Every time there is a royal wedding, the one story newspapers all love is the one in which they announce the that the bride will vow to obey her husband or not.
What form of wedding vow one uses is hardly of interest to Catholics who never get a choice in the matter. As far as I have ever known the Catholic wedding service has one form of words and one only. The lucky Anglicans have a wide choice. But, never mind the vows, what about the preamble.
Here is the 1662 Book of Common Prayer:
DEARLY beloved, we are gathered together here in the sight of God, and in the face of this congregation, to join together this Man and this Woman in holy Matrimony; which is an honourable estate, instituted of God in the time of man’s innocency, signifying unto us the mystical union that is betwixt Christ and his Church; which holy estate Christ adorned and beautified with his presence, and first miracle that he wrought, in Cana of Galilee; and is commended of Saint Paul to be honourable among all men: and therefore is not by any to be enterprised, nor taken in hand, unadvisedly, lightly, or wantonly, to satisfy men’s carnal lusts and appetites, like brute beasts that have no understanding; but reverently, discreetly, advisedly, soberly, and in the fear of God; duly considering the causes for which Matrimony was ordained.
First, It was ordained for the procreation of children, to be brought up in the fear and nurture of the Lord, and to the praise of his holy Name.
Secondly, It was ordained for a remedy against sin, and to avoid fornication; that such persons as have not the gift of continency might marry, and keep themselves undefiled members of Christ’s body.
Thirdly, It was ordained for the mutual society, help, and comfort, that the one ought to have of the other, both in prosperity and adversity.
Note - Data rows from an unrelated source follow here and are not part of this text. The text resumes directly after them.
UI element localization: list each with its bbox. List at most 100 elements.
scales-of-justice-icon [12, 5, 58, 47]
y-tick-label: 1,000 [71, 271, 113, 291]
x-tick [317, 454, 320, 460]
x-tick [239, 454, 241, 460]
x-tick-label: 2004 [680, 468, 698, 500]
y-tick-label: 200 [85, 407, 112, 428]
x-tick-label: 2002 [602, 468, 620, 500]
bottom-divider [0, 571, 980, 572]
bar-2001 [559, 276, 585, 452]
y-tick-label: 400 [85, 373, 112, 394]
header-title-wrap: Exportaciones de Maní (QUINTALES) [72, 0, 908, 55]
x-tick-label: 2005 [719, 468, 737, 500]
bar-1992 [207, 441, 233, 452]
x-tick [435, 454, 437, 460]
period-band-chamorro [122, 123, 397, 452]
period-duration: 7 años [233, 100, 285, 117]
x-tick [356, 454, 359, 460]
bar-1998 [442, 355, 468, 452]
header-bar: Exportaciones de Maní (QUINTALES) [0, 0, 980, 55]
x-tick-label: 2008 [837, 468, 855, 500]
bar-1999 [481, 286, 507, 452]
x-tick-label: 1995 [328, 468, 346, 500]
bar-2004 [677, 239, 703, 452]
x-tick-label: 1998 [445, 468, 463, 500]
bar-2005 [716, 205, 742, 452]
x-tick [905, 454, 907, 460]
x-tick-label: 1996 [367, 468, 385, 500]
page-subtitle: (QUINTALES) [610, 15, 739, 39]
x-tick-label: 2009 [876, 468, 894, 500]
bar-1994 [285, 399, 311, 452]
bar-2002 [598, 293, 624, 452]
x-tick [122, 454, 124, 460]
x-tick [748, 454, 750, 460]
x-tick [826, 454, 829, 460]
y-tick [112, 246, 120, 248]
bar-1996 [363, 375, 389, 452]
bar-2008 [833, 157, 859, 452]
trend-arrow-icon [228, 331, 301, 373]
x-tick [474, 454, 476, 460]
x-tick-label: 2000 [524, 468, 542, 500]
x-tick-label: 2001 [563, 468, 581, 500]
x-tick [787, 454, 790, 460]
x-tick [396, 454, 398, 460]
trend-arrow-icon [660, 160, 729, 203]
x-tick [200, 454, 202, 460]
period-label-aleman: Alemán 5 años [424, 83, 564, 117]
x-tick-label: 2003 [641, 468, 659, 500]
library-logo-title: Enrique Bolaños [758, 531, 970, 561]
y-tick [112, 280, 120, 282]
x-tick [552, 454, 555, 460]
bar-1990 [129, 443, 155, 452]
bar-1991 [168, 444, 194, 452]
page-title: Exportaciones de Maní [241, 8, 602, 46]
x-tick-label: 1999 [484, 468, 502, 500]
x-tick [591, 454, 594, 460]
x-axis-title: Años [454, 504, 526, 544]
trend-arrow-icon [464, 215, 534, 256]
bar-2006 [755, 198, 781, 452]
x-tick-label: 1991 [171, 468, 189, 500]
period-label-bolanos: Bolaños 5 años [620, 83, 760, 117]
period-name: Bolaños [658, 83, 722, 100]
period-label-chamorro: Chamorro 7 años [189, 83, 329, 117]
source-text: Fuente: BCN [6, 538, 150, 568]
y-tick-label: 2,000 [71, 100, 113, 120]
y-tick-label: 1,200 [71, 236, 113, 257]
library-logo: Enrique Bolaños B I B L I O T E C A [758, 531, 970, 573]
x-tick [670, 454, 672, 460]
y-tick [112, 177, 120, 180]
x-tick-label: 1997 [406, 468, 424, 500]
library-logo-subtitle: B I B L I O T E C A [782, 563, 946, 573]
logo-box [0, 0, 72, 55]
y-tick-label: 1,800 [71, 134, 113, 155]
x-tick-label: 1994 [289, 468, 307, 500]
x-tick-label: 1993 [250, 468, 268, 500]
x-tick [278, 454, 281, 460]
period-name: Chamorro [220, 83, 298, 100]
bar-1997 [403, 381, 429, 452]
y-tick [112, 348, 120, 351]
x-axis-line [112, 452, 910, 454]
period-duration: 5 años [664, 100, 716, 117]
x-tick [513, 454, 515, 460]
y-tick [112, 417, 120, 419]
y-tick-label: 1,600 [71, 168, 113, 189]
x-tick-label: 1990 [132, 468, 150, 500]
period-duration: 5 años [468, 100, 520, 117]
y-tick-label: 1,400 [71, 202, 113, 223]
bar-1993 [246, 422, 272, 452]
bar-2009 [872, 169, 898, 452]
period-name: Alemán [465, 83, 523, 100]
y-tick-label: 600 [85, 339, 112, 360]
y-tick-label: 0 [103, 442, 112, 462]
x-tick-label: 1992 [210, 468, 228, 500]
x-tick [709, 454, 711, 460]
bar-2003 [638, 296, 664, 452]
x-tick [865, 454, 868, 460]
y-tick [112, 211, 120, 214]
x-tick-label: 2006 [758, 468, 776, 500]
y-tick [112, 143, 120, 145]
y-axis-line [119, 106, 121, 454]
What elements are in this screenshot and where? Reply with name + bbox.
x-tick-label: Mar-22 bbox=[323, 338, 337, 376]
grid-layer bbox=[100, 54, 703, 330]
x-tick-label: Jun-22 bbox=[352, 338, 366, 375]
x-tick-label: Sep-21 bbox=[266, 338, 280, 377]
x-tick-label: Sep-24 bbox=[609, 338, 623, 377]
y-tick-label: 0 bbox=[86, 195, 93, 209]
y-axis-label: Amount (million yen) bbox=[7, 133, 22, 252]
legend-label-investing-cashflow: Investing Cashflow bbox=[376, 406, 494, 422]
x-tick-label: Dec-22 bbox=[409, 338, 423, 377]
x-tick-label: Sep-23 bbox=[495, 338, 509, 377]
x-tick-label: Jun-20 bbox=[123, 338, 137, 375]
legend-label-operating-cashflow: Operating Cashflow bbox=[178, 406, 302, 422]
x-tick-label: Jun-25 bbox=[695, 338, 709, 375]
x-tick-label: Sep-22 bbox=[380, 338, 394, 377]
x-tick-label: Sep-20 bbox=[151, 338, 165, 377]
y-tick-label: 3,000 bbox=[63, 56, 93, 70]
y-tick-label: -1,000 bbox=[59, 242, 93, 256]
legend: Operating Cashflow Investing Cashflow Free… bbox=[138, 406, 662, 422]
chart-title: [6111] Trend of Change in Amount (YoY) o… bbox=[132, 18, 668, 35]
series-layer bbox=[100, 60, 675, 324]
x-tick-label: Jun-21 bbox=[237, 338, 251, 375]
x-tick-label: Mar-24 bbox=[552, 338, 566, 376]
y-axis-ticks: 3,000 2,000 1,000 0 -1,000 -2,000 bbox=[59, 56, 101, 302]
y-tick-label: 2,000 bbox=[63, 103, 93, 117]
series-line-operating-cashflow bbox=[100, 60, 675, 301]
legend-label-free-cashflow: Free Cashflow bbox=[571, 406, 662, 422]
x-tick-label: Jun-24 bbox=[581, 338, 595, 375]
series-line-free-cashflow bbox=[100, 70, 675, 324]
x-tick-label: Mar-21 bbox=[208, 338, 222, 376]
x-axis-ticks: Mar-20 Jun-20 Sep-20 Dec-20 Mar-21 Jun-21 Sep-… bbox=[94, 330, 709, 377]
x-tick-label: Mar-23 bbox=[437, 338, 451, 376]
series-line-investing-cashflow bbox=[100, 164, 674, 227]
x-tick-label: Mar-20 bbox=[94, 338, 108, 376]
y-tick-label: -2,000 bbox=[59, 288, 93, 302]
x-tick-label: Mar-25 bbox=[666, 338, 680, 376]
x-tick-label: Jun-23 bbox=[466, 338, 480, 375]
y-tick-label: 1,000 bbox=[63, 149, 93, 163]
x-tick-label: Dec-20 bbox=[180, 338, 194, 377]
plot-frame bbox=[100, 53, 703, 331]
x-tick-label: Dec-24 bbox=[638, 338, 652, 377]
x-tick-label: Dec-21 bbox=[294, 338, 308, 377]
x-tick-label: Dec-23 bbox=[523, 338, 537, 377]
Into which holy estate these two persons present come now to be joined.
Most people will adore this for the grandeur of the language. I fully acknowledge that, but my chief reason for approving it is its excellent theology. Cranmer may have been a Zwinglian, and he may have denied that marriage was a sacrament, but I think he understands what marriage is all about, because he understands human nature.
The alternative is Common Worship (2000) which has the following preamble, which though perfectly agreeable, may well be missing the emphasis on marriage as a remedy for sin:
In the presence of God, Father, Son and Holy Spirit,
we have come together
to witness the marriage of N and N,
to pray for God’s blessing on them,
to share their joy
and to celebrate their love.
Marriage is a gift of God in creation
through which husband and wife may know the grace of God.
It is given
that as man and woman grow together in love and trust,
they shall be united with one another in heart, body and mind,
as Christ is united with his bride, the Church.
The gift of marriage brings husband and wife together
in the delight and tenderness of sexual union
and joyful commitment to the end of their lives.
It is given as the foundation of family life
in which children are [born and] nurtured
and in which each member of the family, in good times and in bad,
may find strength, companionship and comfort,
and grow to maturity in love.
Marriage is a way of life made holy by God,
and blessed by the presence of our Lord Jesus Christ
with those celebrating a wedding at Cana in Galilee.
Marriage is a sign of unity and loyalty
which all should uphold and honour.
It enriches society and strengthens community.
No one should enter into it lightly or selfishly
but reverently and responsibly in the sight of almighty God.
N and N are now to enter this way of life.
They will each give their consent to the other
and make solemn vows,
and in token of this they will [each] give and receive a ring.
We pray with them that the Holy Spirit will guide
and strengthen them,
that they may fulfil God’s purposes
for the whole of their earthly life together.
This picture of marriage is optimistic to say the least. It does not say why the couple need the grace of God, nor does it present any hint that the “delight and tenderness of sexual union” may encounter any difficulty whatever, apart from a mention of “good times and [in] bad”. It is a picture of marriage so rosy that one is left wondering why anyone in their right mind would ever want to get divorced.
The Catholic Rite of Marriage currently in use has the following preamble, which we can be sure the Prince and his bride will not hear:
My dear friends, you have come together in this church so that the Lord may seal and strengthen your love in the presence of the Church’s minister and this community. Christ abundantly blesses this love. He has already consecrated you in baptism and now he enriches and strengthens you by a special sacrament so that you may assume the duties of marriage in mutual and lasting fidelity. And so, in the presence of the Church, I ask you to state your intentions.
It is a bit bald, but the mention of baptism is important. Neither Anglican version mentions baptism, which is rather a startling omission, to my mind. But, with this caveat aside, on the whole I think Cranmer scores, and the other versions miss. I hope we shall have 1662 at the wedding. It might give all those watching a welcome jolt.